# Vintage Bicycle Show and Swap Charlotte NC, May 18th



## DuncanM (Apr 30, 2013)

Introducing the 2nd Vintage Bicycle Show and Swap.
Held in conjunction with the 10th annual Charlotte Transporter Show at Hodges Family Farm, May 18 2013, in Charlotte North Carolina, from 8 am to 2 pm.
The Hodges Family Farm is located at 3900 Rocky River Rd, Charlotte NC, 28215.

Admission is free.
Swap spots for bikes and related items will be $5 for a 10x10 space.

Hodges will have a concession stand during the event.

Please no loud music, burnouts or other disrespectful behavior on the farm property. Hodges Farm asks that you leave your dogs at home for this event.

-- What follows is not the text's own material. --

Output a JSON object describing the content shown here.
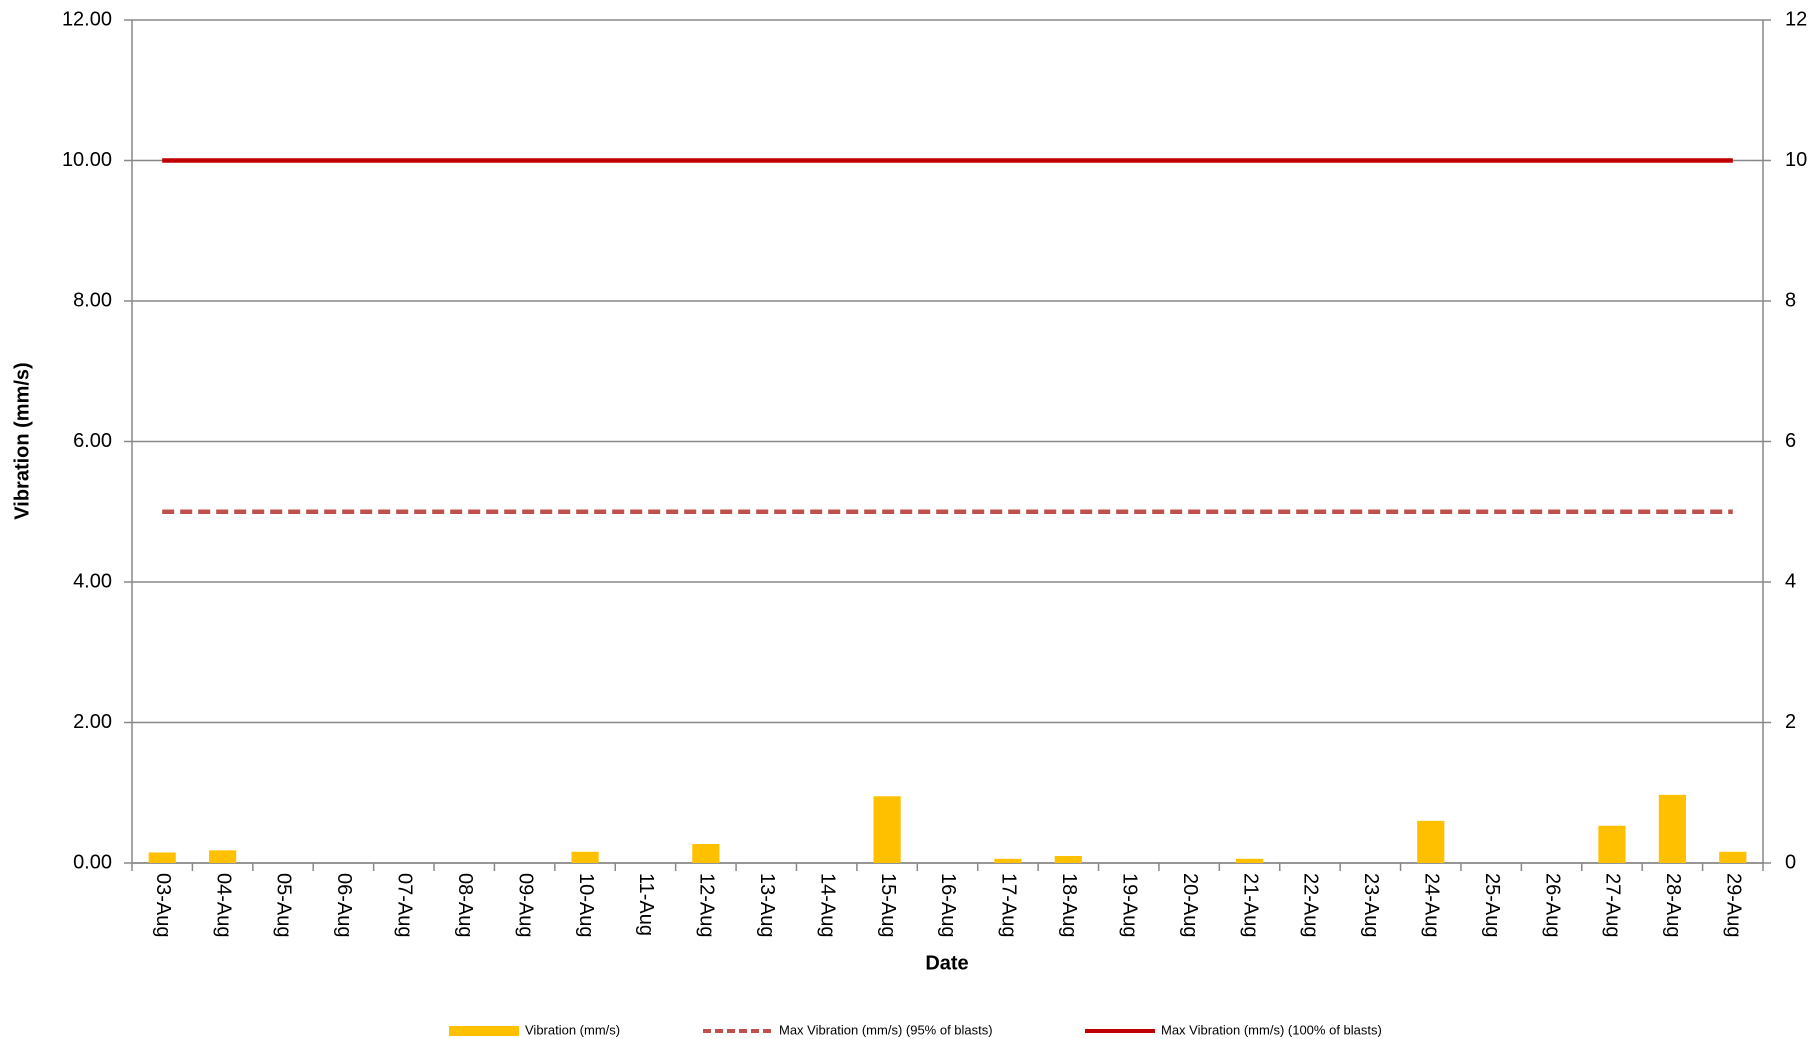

For further questions, please PM me.
More info to come.

Link to the Charlotte Transporter Show is below.
http://www.thesamba.com/vw/forum/viewto ... sc&start=0


----------



## DuncanM (May 16, 2013)

Just 2 days away! Come out and enjoy some vintage bikes and vintage Volkswagens!


----------



## richtrix (May 17, 2013)

Good luck Duncan....Hoping you have a good showing!


----------



## Freqman1 (May 20, 2013)

Just curious what the turn out for this one was? Pics? V/r Shawn


----------



## Freqman1 (May 28, 2013)

Did anyone go to this show? Its a possibility for me but I just want to make sure its worth the 6 hour round trip ride. V/r Shawn


----------